We have suitable incident management plan if a possible data protection incident occurred.
We protect our sites and data bases against crack and spam sending by robots by entering a security code placed in the blank forms (so-called reCaptcha). Through the captcha, identification of persons cannot be performed.
If you have any remark, recommendation, need further information or any problem arises, you can contact us at the contacts indicated on the Website. Please send the declaration on the personal data to the e-mail address firstname.lastname@example.org. We will reply to your letter in 30 days.
In case of a complaint, you are entitled to turn to the National Authority for Data Protection and Freedom of Information (NAIH), as supervisory authority or, to the court.
Nemzeti Adatvédelmi és Információszabadság Hatóság
(National Authority for Data Protection and Freedom of Information (NAIH)
Address: 1125 Budapest, Szilágyi Erzsébet fasor 22/c.
Mailing address: 1530 Budapest, Pf.: 5.
Telephone: +36 1 391 1400
Fax: +36 1 391 1410
Our currently effective data protection policy is accessible for everybody on the Website.
Our company reserves the right to modify the content of the data protection policy unilaterally. In case of a change, we will notify our Visitors; however, it will not affect the legality of our earlier data processing.
This data protection policy is effective from 10th January 2019.
RELEVAN LAW PROVISIONS, REGULATIONS
DEFINITIONS USED IN THE POLICY
Data subject: any specific natural person identified or directly or indirectly identifiable on the basis of personal data.
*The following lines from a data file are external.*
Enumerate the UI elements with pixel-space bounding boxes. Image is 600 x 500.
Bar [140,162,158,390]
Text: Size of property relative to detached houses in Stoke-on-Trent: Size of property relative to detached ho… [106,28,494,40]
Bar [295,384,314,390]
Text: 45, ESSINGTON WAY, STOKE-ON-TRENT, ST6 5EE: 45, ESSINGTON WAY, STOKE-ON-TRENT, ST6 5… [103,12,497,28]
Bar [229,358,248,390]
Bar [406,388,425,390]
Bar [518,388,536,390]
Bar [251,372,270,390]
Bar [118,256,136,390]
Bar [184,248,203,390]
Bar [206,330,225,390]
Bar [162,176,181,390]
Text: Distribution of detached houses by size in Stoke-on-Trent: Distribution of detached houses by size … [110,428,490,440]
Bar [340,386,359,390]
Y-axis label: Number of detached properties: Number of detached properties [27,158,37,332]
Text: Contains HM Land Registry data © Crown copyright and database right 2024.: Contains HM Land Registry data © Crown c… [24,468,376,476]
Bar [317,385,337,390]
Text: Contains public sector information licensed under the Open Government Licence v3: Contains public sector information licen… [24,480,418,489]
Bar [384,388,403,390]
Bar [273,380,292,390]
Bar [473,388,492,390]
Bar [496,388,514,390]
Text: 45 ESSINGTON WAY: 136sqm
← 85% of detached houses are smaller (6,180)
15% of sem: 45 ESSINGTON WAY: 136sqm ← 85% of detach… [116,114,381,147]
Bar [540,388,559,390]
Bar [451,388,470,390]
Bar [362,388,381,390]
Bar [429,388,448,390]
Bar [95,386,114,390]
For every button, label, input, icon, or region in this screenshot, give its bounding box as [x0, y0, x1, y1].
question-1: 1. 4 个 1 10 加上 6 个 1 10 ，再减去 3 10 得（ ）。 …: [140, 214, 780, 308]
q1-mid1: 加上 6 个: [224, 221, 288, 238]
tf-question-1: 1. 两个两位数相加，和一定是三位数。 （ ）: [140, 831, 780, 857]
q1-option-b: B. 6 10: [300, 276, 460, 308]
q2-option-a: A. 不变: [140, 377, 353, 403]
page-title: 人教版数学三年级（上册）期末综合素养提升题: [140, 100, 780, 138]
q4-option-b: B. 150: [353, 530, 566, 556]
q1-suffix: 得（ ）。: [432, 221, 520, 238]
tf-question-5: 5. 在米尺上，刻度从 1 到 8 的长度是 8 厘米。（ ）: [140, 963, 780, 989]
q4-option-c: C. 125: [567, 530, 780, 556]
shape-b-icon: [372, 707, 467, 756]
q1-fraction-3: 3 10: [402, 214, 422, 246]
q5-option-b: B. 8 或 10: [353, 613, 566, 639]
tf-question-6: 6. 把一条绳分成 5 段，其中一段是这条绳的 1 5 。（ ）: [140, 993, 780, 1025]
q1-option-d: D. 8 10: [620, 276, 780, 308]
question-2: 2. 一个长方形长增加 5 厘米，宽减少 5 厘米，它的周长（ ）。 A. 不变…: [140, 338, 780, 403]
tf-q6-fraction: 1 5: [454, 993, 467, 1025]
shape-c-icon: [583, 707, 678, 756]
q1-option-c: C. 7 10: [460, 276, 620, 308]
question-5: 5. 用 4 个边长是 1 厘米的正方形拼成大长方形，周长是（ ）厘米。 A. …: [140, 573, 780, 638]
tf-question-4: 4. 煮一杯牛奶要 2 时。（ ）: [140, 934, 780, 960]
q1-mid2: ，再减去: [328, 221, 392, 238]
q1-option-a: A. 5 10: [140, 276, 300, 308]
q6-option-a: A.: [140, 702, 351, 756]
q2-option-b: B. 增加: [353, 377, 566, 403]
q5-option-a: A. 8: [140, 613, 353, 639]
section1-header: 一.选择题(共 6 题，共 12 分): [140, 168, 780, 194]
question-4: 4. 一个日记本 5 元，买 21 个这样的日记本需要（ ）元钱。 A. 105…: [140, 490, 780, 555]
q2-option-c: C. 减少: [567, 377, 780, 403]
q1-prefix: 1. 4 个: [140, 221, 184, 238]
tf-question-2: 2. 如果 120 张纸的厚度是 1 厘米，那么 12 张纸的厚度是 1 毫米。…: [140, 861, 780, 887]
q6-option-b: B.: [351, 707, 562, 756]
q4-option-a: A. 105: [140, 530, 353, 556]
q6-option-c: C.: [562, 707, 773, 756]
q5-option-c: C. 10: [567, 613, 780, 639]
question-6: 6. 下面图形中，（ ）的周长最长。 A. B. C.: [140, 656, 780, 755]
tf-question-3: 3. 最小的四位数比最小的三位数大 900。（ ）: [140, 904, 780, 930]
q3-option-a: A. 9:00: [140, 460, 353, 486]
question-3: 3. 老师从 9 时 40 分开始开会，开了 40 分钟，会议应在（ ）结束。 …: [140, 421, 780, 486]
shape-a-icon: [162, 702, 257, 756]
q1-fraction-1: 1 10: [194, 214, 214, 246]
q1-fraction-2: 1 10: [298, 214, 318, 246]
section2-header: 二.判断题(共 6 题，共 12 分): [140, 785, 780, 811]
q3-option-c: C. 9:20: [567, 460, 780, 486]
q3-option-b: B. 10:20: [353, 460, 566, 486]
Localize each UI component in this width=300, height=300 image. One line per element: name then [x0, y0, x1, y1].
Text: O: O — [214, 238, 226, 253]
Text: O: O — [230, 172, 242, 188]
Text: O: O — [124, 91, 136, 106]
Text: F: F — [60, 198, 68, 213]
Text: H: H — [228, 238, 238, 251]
Consent of data subject: any freely given, specific, informed and unambiguous indication of the data subject's wishes by which they, by a statement or by a clear affirmative action, signify agreement to the processing of personal data relating to them.
Personal data: any information relating to the data subject - in particular name, address, telephone number or information on one or more factors specific to the physical, physiological, genetic, mental, economic, cultural or social identity of that natural person –, as well as the conclusion which can be drawn from the data for the data subject.
Controller: the natural or legal person, or organisation not having legal personality, which, alone or jointly with others, determines the purposes of the processing of data, makes and carries out the decisions on the data processing (including the tools used) or makes carried out by the processor. In our case the Service Provider is qualified as Controller.
Data processing: any operation or set of operations which is performed on the data made available by the data subject to Service Provider, so in particular collection, recording, organisation, structuring, storage, adaptation or alteration, retrieval, consultation, use, disclosure by transmission, dissemination or otherwise making available, alignment or combination, restriction, erasure or destruction, as well as prevention of further use of the data.
Data protection incident: unlawful handling or processing of personal data, so in particular unauthorised access, modification, transmission, disclosure, cancellation or destruction, as well as accidental destruction or damage.
Third party: a natural or legal person, public authority, agency or body other than the data subject, controller, processor and persons who, under the direct authority of the controller or processor, are authorised to process personal data.
Data security: set of organisational, technical solutions and procedural rules against the unlawful processing, so in particular acquisition, processing, alteration and destruction of personal data; such condition of data processing in which the risk factors – and thereby the level of being threatened - are reduced to the lowest degree by means of the organisational and technical solutions and measures.
Legal basis for data processing: as a main rule, the consent of the data subject or the obligatory data processing ordered by the law (e.g. fulfilment of contract, legal obligation, etc.).
The definitions can be seen at the website of NAIH.